Madem bir dönem Avrupa’nın en büyüğü olmuş bir Türk takımı, PSG karşısında kendi evinde mağlup oluyor ve bu yenilgi, şerefli zafer(!) olarak lanse ediliyor.. Bu anlamda bir hemfikir olunmuşsa(!)

O zaman Basel’in Trabzonspor karşısındaki beraberliği de şereflidir deyip, teselli bulacağız.

Eğer, attığımız galibiyet golünden hemen sonra, yediğimiz golü, Ünal Karaman futbolcularına bugünden itibaren detay şekilde izletirse, defansta kalabalık olduğumuz anda en tenha bölgenin nasıl rakibe kaptırıldığının mantıklı bir izahını da yapar..

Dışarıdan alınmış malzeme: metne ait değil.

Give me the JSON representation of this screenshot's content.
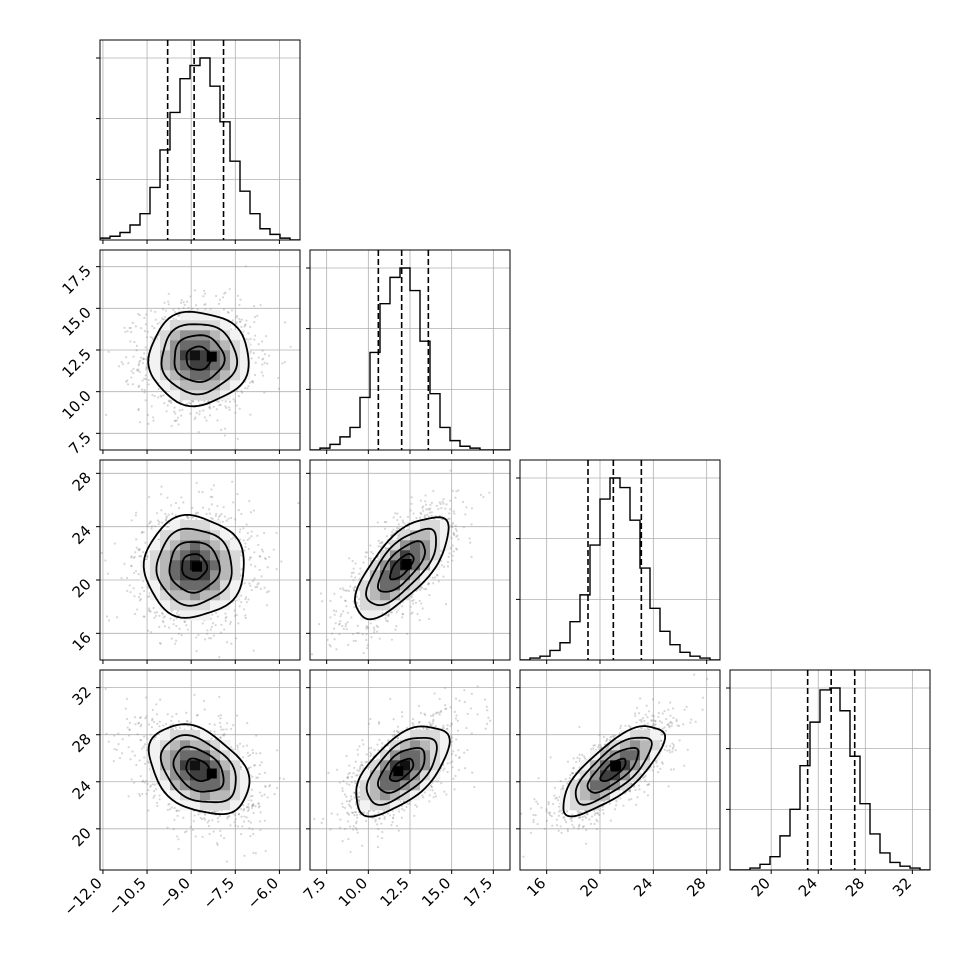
{
  "chart_data": {
    "type": "corner",
    "parameters": [
      {
        "index": 0,
        "ticks": [
          -12.0,
          -10.5,
          -9.0,
          -7.5,
          -6.0
        ],
        "tick_labels": [
          "−12.0",
          "−10.5",
          "−9.0",
          "−7.5",
          "−6.0"
        ],
        "range": [
          -12.1,
          -5.3
        ],
        "quantiles": [
          -9.8,
          -8.9,
          -7.9
        ],
        "hist": {
          "edges": [
            -12.1,
            -11.76,
            -11.42,
            -11.08,
            -10.74,
            -10.4,
            -10.06,
            -9.72,
            -9.38,
            -9.04,
            -8.7,
            -8.36,
            -8.02,
            -7.68,
            -7.34,
            -7.0,
            -6.66,
            -6.32,
            -5.98,
            -5.64,
            -5.3
          ],
          "counts": [
            1,
            2,
            4,
            8,
            14,
            28,
            48,
            68,
            86,
            93,
            97,
            82,
            63,
            42,
            26,
            14,
            6,
            3,
            1,
            0
          ]
        }
      },
      {
        "index": 1,
        "ticks": [
          7.5,
          10.0,
          12.5,
          15.0,
          17.5
        ],
        "tick_labels": [
          "7.5",
          "10.0",
          "12.5",
          "15.0",
          "17.5"
        ],
        "range": [
          6.5,
          18.5
        ],
        "quantiles": [
          10.6,
          12.0,
          13.6
        ],
        "hist": {
          "edges": [
            6.5,
            7.1,
            7.7,
            8.3,
            8.9,
            9.5,
            10.1,
            10.7,
            11.3,
            11.9,
            12.5,
            13.1,
            13.7,
            14.3,
            14.9,
            15.5,
            16.1,
            16.7,
            17.3,
            17.9,
            18.5
          ],
          "counts": [
            0,
            1,
            3,
            7,
            12,
            28,
            52,
            78,
            92,
            97,
            85,
            58,
            30,
            12,
            5,
            2,
            1,
            0,
            0,
            0
          ]
        }
      },
      {
        "index": 2,
        "ticks": [
          16,
          20,
          24,
          28
        ],
        "tick_labels": [
          "16",
          "20",
          "24",
          "28"
        ],
        "range": [
          14.0,
          29.0
        ],
        "quantiles": [
          19.1,
          21.0,
          23.1
        ],
        "hist": {
          "edges": [
            14.0,
            14.75,
            15.5,
            16.25,
            17.0,
            17.75,
            18.5,
            19.25,
            20.0,
            20.75,
            21.5,
            22.25,
            23.0,
            23.75,
            24.5,
            25.25,
            26.0,
            26.75,
            27.5,
            28.25,
            29.0
          ],
          "counts": [
            0,
            1,
            2,
            5,
            9,
            20,
            34,
            60,
            84,
            95,
            90,
            73,
            48,
            27,
            15,
            8,
            4,
            2,
            1,
            0
          ]
        }
      },
      {
        "index": 3,
        "ticks": [
          20,
          24,
          28,
          32
        ],
        "tick_labels": [
          "20",
          "24",
          "28",
          "32"
        ],
        "range": [
          16.5,
          33.5
        ],
        "quantiles": [
          23.1,
          25.1,
          27.1
        ],
        "hist": {
          "edges": [
            16.5,
            17.35,
            18.2,
            19.05,
            19.9,
            20.75,
            21.6,
            22.45,
            23.3,
            24.15,
            25.0,
            25.85,
            26.7,
            27.55,
            28.4,
            29.25,
            30.1,
            30.95,
            31.8,
            32.65,
            33.5
          ],
          "counts": [
            0,
            0,
            1,
            3,
            7,
            18,
            32,
            55,
            78,
            95,
            96,
            84,
            60,
            35,
            19,
            9,
            4,
            2,
            1,
            0
          ]
        }
      }
    ],
    "diag_yticks_fraction": [
      0.333,
      0.667,
      1.0
    ],
    "joint": [
      {
        "row": 1,
        "col": 0,
        "mean": [
          -8.75,
          12.0
        ],
        "sd": [
          0.85,
          1.4
        ],
        "corr": 0.0,
        "peak": [
          -8.3,
          12.1
        ]
      },
      {
        "row": 2,
        "col": 0,
        "mean": [
          -8.9,
          21.0
        ],
        "sd": [
          0.85,
          1.9
        ],
        "corr": 0.0,
        "peak": [
          -8.8,
          21.0
        ]
      },
      {
        "row": 2,
        "col": 1,
        "mean": [
          12.0,
          21.0
        ],
        "sd": [
          1.4,
          1.9
        ],
        "corr": 0.7,
        "peak": [
          12.3,
          21.2
        ]
      },
      {
        "row": 3,
        "col": 0,
        "mean": [
          -8.75,
          25.0
        ],
        "sd": [
          0.85,
          1.9
        ],
        "corr": -0.35,
        "peak": [
          -8.3,
          24.7
        ]
      },
      {
        "row": 3,
        "col": 1,
        "mean": [
          12.0,
          25.0
        ],
        "sd": [
          1.4,
          1.9
        ],
        "corr": 0.6,
        "peak": [
          11.8,
          24.9
        ]
      },
      {
        "row": 3,
        "col": 2,
        "mean": [
          21.0,
          25.0
        ],
        "sd": [
          1.9,
          1.9
        ],
        "corr": 0.75,
        "peak": [
          21.2,
          25.3
        ]
      }
    ],
    "contour_levels_sigma": [
      0.5,
      1.0,
      1.5,
      2.0
    ],
    "grid": true
  }
}
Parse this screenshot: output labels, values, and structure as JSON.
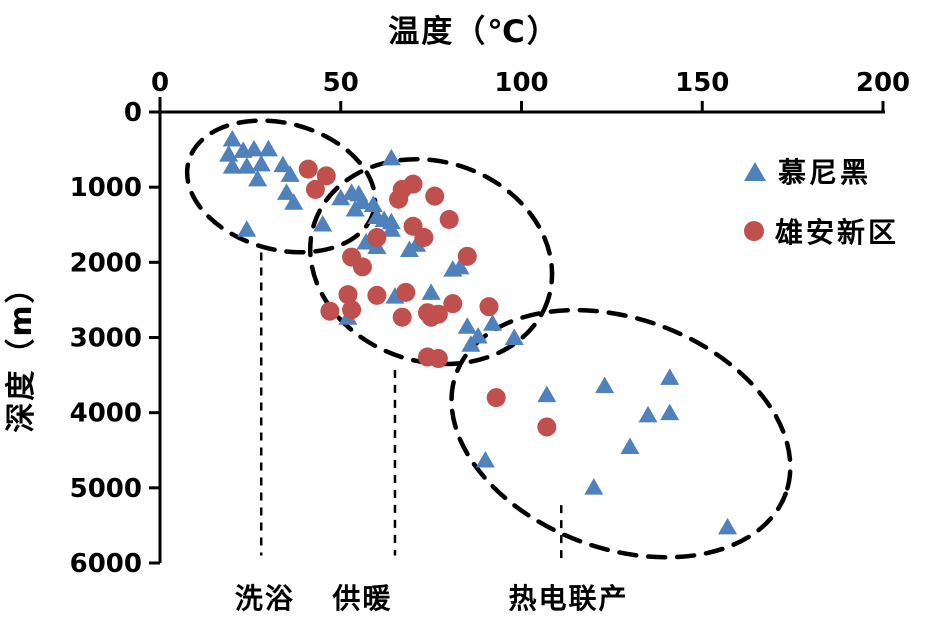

Eğer, bu Avrupa maçlarına, idmanlardaki taktik çalışma mantığı ile çıkılıyorsa, verimli bir dün gece oldu.. Yok tersi ise verimsizdi.

Eğer, Sosa 90 dakika oynasaydı attığı golde alığı pasa kendini göstermesi, vuruş tekniği, bir golle olmaz, birkaç golle süslenirdi..

Eğer, Doğan Erdoğan, geri pasları ile oyunu yavaşlatması bir anlayış ise, ofansif andaki enerji boşalmasının izahı ne..?

Eğer, Daniel, Avrupa maçları ile lige hazırlanacaksa, tam isabet.. Bu maç yaradı.

Ve Eğer; Abdülkadir Parmak, attığı golü rüyasında görmüş ise merak ettim, kaçırdıkları nasıldı…)))

*****

Oldu mu şimdi?

AEK maçında tribünden gelen yabancı bir madde, rakip takım kalecisinin kafasına indi..Ve dün gece;

-En ateşli

-En heyecanlı

Tribün seyircisiz kaldı.

O yabancı maddeyi atan çocuk..

Yaptığını beğendin mi..?

Gördün mü eserini..

Biz bu işe kafa yorarken, dün geceki maçta, maç sonrası koca koca adamların bir çocuğu sahaya indirerek Sosa’nın formasını almasına imkan sağlayanlar..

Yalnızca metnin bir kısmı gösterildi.